Montadoras afirmam que Receita ‘rompe’ acordo entre Mercosul e México
Montadoras instaladas no país afirmam que autuações da Receita Federal vêm, na prática, rompendo o principal pilar do ACE 55 (Acordo de Complementação Econômica) entre o Mercosul e o México. No centro dessas discussões está a importação de autopeças usadas na montagem de veículos no Brasil por Hyundai, Honda, Nissan, GM e Volkswagen, entre outras, desde 2022.

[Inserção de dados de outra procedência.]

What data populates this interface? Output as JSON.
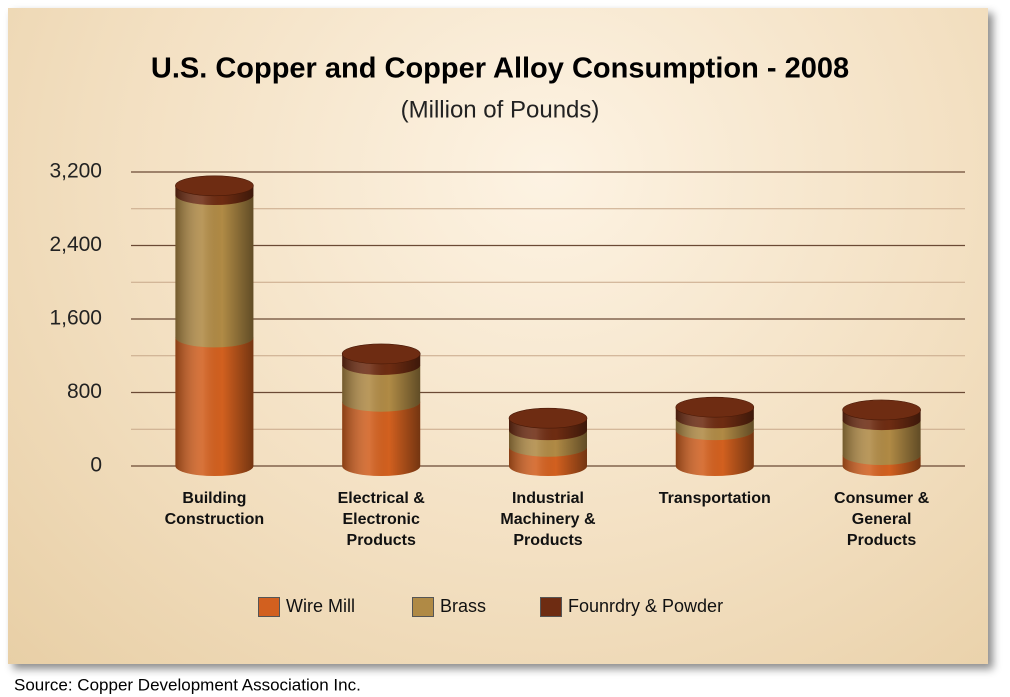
{
  "chart_data": {
    "type": "stacked_cylinder",
    "title": "U.S. Copper and Copper Alloy Consumption - 2008",
    "subtitle": "(Million of Pounds)",
    "categories": [
      "Building\nConstruction",
      "Electrical &\nElectronic\nProducts",
      "Industrial\nMachinery &\nProducts",
      "Transportation",
      "Consumer &\nGeneral\nProducts"
    ],
    "series": [
      {
        "name": "Wire Mill",
        "color": "#d2601f",
        "values": [
          1400,
          700,
          210,
          390,
          120
        ]
      },
      {
        "name": "Brass",
        "color": "#b08a45",
        "values": [
          1550,
          400,
          180,
          130,
          380
        ]
      },
      {
        "name": "Founrdry & Powder",
        "color": "#6e2c12",
        "values": [
          100,
          120,
          130,
          120,
          110
        ]
      }
    ],
    "ylim": [
      0,
      3200
    ],
    "yticks": [
      0,
      800,
      {
        "value": 1600,
        "label": "1,600"
      },
      {
        "value": 2400,
        "label": "2,400"
      },
      {
        "value": 3200,
        "label": "3,200"
      }
    ],
    "minor_yticks": [
      400,
      1200,
      2000,
      2800
    ],
    "grid": true,
    "source": "Source: Copper Development Association Inc."
  }
}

Isso torna o produto nacional mais caro no momento em que o presidente dos EUA, Donald Trump, impõe um tarifaço ao mundo. Montadoras instaladas na América do Sul já planejam se transferir para o México, parceiro dos EUA no Nafta, como forma de escapar dessa ofensiva.
Documentos obtidos pelo Painel S.A. mostram que as autuações aumentaram em 2023 e 2024 e todas, sem exceção, referem-se a um suposto descumprimento de cotas de conteúdo local na produção das autopeças.
Pelo acordo, componentes de um veículo devem ter ao menos 40% de conteúdo produzido na região — Mercosul e México. Caso contrário, serão tratados como importação de outro país fora do acordo. Ou seja, sem benefício tributário.
De acordo com os autos de infração a que a coluna teve acesso, a Receita passou a considerar a cota de 40% em todos os insumos usados na fabricação das peças.
Em vez de considerar um motor totalmente acabado, o fisco passou a verificar a origem de cada insumo usado na fabricação deste item. Queria saber, por exemplo, a origem do aço usado ou de outras ligas. Na prática, dizem as empresas nos autos, por esse critério, dificilmente uma peça passará pelo crivo do fisco.
Segundo as montadoras, o ACE 55 permite que países do Mercosul e o México desenvolvam a indústria automotiva por meio do livre comércio na região.
QUASE O DOBRO DOS CUSTOS TARIFÁRIOS
“A nova interpretação adotada pelo Brasil, ao mesmo tempo que favorece os carros chineses, prejudica as demais montadoras brasileiras que agora terão que suportar 36% a mais de impostos, totalizando 71,49% em custos tarifários”, diz o ex-secretário da Receita Federal, o advogado Julio Cesar Vieira Gomes.
“A nova interpretação do governo brasileiro, imposta unilateralmente ao México, viola cláusulas de um acordo internacional vigente há mais 20 anos, para impor restrições contraditórias às finalidades do acordo e em prejuízo da própria indústria nacional.”
O ex-chefe da Receita advoga para o setor e afirma ter visitado o México, que hoje reclama dessa situação.
A fabricação de veículos exige elevados custos e uma complexa cadeia de suprimentos. Como os países em desenvolvimento não dispõem de autossuficiência ao longo de toda a cadeia, a complementação econômica se apresenta como uma solução para suprir essa dificuldade.
Na prática, cada país se dedica à fabricação de um conjunto determinado de autopeças e promovem entre si a circulação livre de seus produtos. Cria-se dessa forma uma linha de produção supranacional de veículos, beneficiando a região, especialmente diante da competição com veículos elétricos chineses, como a BYD.
A COTA DE CADA UM
As montadoras autuadas reclamam que a nova interpretação adotada unilateralmente pelo Brasil obriga a demonstração de origem de todos os componentes de uma peça e não os 40% locais daquela mesma peça.
Segundo relatos, antes disso, somente nas exportações de autopeças de reposição para veículos usados esse tipo de procedimento era exigido.
Para o cálculo do chamado ICR [cota] de 40%, o governo brasileiro exige que até a matéria-prima empregada na fabricação da autopeça seja produzida no país de exportação.
Em um motor automotivo ou um sistema de câmbio exportado para o Brasil, por exemplo, o ao menos 40% do produto seja integralmente produzido no país exportador, até mesmo o aço que compõe cada um de seus componentes”, afirma o advogado Murilo Leles.
Consultado, o Ministério de Desenvolvimento, Indústria e Comércio afirmou desconhecer qualquer alteração nos termos do acordo. A Receita Federal não respondeu até a publicação desta reportagem.
NADA MUDOU, DIZ ANFAVEA
As montadoras mencionadas não se manifestaram porque os processos são sigilosos. Em nota, a Anfavea, associação que representa o setor no país, informa que as regras do referido acordo estão em vigor desde 2019 sem alterações.
“Não houve mudanças, flexibilizações ou revisões recentes na regra de origem ou em sua interpretação por parte das autoridades brasileiras”, diz a associação.
No entanto, a Anfavea diz que ambos os países (Brasil e México) têm “plena prerrogativa de fiscalizar os certificados de origem emitidos, com objetivo de garantir que todos os requisitos definidos no acordo sejam devidamente cumpridos”.